Au début des années 1970, Foucault pousse au bout la critique : ce sont les notions mêmes de norme, de bien et de mal, d’innocence et de culpabilité qui sont en question. “Évidemment, n’hésite-t-il pas alors à déclarer, les vieux n’ont aucune tendresse particulière pour un type, un jeune délinquant qui leur vole leurs dernières économies parce qu’il veut acheter un Solex. Mais qui est responsable du fait que ce jeune homme n’a pas assez d’argent pour acheter un Solex et, deuxièmement, du fait qu’il a tellement envie d’en acheter un ?” Si le prolétariat est lui aussi victime de la délinquance, sa mésentente avec la “plèbe non prolétaire” semble en fait orchestrée par la bourgeoisie qui craint par-dessus tout l’action directe et violente, comme à tous les moments révolutionnaires de l’histoire passée.

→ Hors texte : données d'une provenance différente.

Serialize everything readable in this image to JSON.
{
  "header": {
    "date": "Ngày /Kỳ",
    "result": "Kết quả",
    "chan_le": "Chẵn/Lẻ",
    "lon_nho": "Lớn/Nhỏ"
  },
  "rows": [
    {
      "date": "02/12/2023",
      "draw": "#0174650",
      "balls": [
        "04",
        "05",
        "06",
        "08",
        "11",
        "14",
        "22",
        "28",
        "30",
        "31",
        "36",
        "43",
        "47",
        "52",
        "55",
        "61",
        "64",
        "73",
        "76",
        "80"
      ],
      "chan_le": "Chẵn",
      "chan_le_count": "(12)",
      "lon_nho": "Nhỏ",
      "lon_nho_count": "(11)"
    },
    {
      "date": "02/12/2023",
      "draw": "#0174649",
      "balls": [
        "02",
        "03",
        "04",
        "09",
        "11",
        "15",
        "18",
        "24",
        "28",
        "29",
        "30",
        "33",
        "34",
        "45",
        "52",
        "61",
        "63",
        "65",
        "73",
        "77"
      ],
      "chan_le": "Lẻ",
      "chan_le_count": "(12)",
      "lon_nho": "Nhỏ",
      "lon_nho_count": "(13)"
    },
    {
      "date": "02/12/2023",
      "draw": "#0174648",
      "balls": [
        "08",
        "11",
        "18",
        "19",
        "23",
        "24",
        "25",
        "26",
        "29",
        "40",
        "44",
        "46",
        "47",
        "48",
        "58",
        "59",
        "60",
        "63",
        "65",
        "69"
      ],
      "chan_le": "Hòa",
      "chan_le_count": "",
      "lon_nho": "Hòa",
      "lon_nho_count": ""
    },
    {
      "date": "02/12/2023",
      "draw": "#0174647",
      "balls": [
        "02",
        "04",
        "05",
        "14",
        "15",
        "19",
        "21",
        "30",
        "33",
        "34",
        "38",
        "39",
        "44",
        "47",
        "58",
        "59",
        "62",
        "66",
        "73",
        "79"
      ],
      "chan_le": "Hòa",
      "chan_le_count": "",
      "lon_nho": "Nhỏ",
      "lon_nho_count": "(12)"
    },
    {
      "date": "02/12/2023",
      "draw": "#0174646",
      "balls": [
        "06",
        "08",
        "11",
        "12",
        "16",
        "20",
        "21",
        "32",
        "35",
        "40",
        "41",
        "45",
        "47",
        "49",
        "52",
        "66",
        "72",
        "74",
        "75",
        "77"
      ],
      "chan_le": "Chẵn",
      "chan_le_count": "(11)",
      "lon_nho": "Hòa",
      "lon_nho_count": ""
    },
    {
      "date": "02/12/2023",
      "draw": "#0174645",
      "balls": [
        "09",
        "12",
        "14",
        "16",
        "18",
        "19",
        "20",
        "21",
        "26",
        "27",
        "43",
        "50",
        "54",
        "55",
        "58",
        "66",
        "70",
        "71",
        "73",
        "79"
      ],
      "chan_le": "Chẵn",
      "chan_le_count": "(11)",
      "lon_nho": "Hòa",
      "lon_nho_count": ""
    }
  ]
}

Les jeunes délinquants, indique Foucault, sont parfois de jeunes ouvriers, mais ils n’en sont pas moins en rupture avec l'”idéologie do prolétariat”. En fait, la critique de cette “idéologie” se confond avec celle du mouvement ouvrier institutionnalisé, qui, comme tel, serait devenu perméable aux idées bourgeoises.

(p. 279)

En ce sens, la droite se trompe en parlant de nouveau “totalitarisme”, même si l’on peut estimer que la gauchisme culture en a quelques beaux restes. En réalité, ce dernier s’inscrit pleinement dans le contexte des “démocraties post-totalitaires” : il puise dans différentes idéologies du passé en décomposition, qu’il recompose à sa manière et fait coexister sans souci de cohérence et d’unité, n’en gardant que des schémas de pensée et de comportement. À ses pointes extrêmes le gauchisme culturel combine la rage des sans-culottes et le sourire du dalaï-lama.

(p.342)

En France, il existe une perte de confiance et une mésestime de soi qui concernent moins les domaines scientifique, technique et économique – encore que les “déclinistes” ne manquent pas -, que les ressources politiques et culturelles liées à sa propre histoire. À vrai dire, la mise à mal de l’histoire nationale a été poussée assez loin. Un nouvel “air du temps” a versé dans une “mémoire pénitentielle” et un règlement de comptes qui n’en finit pas, entretenus par des minorités qui s’érigent en justiciers du passé et encouragent le ressentiment. Les enseignants doivent désormais faire face à cette sous-culture pour laquelle l’absolutisme, l’esclavagisme, le colonialisme, Pétain et la collaboration constituent le résumé succinct de l’histoire de la France, à quoi s’ajoute désormais la vision d’une humanité prédatrice de nature et de l’environnement. Si la jeunesse est bien l'”avenir du monde”, elle se trouve soumise à un nouvel endoctrinement, souvent par ceux-là mêmes qui ne cessent d’appeler à son autonomie et à sa créativité, à sa capacité de révolte et d’indignation. Ces réactionnaires d’un nouveau genre bouchent l’horizon de la jeunesse en cherchant vainement la répétition d’une histoire dont ils voudraient demeurer les héros. Le pathétique rejoint le dérisoire au moment même où la dynamique de contestation post-soixante-huitarde qui les a portés est épuisée. Nous sommes arrivés à un point limite où la dénonciation et la réécriture de l’histoire sous l’angle du moralement correct participent d’une détestation mortifère.

Quatrième de couverture

De la révolution matricielle de mai 1968 aux controverses actuelles et aux primaires socialistes, ce livre entend montrer comment la gauche a pu en arriver là. Après avoir scruté les principaux thèmes qui ont structuré son identité depuis le XIXe siècle et constater leur érosion, voire leur décomposition, Jean-Pierre Le Goff met en lumière la fin d’un cycle historique en même temps qu’il souligne les difficultés actuelles d’une reconstruction : le fossé n’existe pas qu’entre générations, il éloigne les couches populaires de la gauche culturelle sur fond d’agonie des idées. Autant de constats qui appellent une réappropriation de notre héritage culturel pour autoriser une reconstruction intellectuelle.